The Senate GOP caucus thanked the Democrats for briefing them before releasing their plan, but said they remain "gravely concerned" that the proposal would have a "chilling effect on Nevada's ability to emerge from the ongoing economic recession."

But they said they look forward to the Democratic leadership's willingness to consider collective bargaining, teacher tenure, public employee benefits and other government reforms.

Sandoval on Tuesday proposed adding nearly $270 million to the budget, with most going to K-12, based on a brighter tax forecast for the coming biennium. In a televised speech that night, Sandoval cited improving economic signs as Nevada tries to climb out of the Great Recession that crippled the state with record unemployment, foreclosures and bankruptcies.

"We can't tax our way out. We can't cut our way out. But we can, and will, grow our way out," the governor said.

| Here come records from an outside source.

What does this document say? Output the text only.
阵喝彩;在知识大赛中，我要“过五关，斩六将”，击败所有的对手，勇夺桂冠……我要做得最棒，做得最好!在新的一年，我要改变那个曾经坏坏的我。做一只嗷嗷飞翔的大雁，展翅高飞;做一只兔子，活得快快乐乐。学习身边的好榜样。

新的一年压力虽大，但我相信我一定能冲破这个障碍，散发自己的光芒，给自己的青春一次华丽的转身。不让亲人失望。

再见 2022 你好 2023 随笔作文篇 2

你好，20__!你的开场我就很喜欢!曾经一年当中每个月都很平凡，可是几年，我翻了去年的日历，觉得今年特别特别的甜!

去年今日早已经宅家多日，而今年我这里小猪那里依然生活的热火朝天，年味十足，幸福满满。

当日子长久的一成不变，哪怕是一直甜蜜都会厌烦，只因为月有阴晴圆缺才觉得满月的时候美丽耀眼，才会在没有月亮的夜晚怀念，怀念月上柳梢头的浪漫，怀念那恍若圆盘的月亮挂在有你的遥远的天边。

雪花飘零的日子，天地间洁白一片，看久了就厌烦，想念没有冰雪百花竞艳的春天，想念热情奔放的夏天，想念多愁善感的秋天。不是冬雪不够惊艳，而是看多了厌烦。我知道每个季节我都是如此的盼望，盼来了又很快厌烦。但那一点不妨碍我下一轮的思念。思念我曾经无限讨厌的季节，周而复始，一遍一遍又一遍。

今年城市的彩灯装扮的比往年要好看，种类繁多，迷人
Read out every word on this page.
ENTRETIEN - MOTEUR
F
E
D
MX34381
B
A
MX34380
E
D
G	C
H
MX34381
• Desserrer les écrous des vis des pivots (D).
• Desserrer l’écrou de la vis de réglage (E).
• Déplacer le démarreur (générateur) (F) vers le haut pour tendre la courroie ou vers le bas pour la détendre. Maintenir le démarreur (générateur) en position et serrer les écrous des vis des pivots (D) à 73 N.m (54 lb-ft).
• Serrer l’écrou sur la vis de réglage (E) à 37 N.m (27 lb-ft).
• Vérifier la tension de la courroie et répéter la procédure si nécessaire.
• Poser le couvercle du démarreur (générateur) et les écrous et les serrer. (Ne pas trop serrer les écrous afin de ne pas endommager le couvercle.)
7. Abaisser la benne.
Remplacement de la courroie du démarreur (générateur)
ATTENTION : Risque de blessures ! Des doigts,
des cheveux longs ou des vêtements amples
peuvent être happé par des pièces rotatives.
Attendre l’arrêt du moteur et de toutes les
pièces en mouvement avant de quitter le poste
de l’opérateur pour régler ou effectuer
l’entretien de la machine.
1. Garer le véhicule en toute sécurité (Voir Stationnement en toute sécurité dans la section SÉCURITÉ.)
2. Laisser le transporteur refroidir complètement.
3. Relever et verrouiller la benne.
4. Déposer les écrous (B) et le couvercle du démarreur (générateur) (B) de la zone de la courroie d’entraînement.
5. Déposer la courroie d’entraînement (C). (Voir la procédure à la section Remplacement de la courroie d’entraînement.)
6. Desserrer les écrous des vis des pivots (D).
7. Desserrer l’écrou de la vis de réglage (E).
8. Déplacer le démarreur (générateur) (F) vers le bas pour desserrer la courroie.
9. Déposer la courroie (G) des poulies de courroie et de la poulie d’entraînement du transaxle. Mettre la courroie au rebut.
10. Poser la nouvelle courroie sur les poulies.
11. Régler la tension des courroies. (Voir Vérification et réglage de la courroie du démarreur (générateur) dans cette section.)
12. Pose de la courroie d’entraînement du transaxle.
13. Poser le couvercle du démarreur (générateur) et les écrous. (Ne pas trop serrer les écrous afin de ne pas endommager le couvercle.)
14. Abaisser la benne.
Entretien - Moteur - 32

Jeremy Aguero, an economist with Applied Analysis, said Sandoval's budget relies on $1.2 billion in "non-recurring" revenue — money that won't be available two years from now.

Aguero said Nevada's economy would need to grow at 12.3 percent, an unlikely pace, in each of the next two years just to break even.

Democrats want to restore $920 million to the governor's recommend general fund budget. Of that, $623 million would go to K-12 education; $123 million to Nevada's higher education system; and $174 million to human services such as restoration of mental health courts.

They said their plan also would resolve $615 million in "structural imbalances" in the budget — a reliance on borrowing or taking accounts from local governments, like $300 million Sandoval wants from school district bond reserve accounts.

"I think what we do this legislative session will decide the course of this state not just for the next two years but for a generation," Oceguera said later.

Horsford said Democrats have committed to $339 million in education cuts, including requiring teachers to pay into their retirement, elimination of step pay increases and other incentives.

Additionally, they said they are supporting other reforms identified as Republican priorities, such as performance-based pay incentives, changing the state Board and Education, and extending teacher probation.

Bills implementing the tax proposals will be introduced in both the Senate and Assembly next week.

Lawmakers are barreling toward a June 6 adjournment set by the constitution. A special session will likely follow if a budget agreement is not reached by then.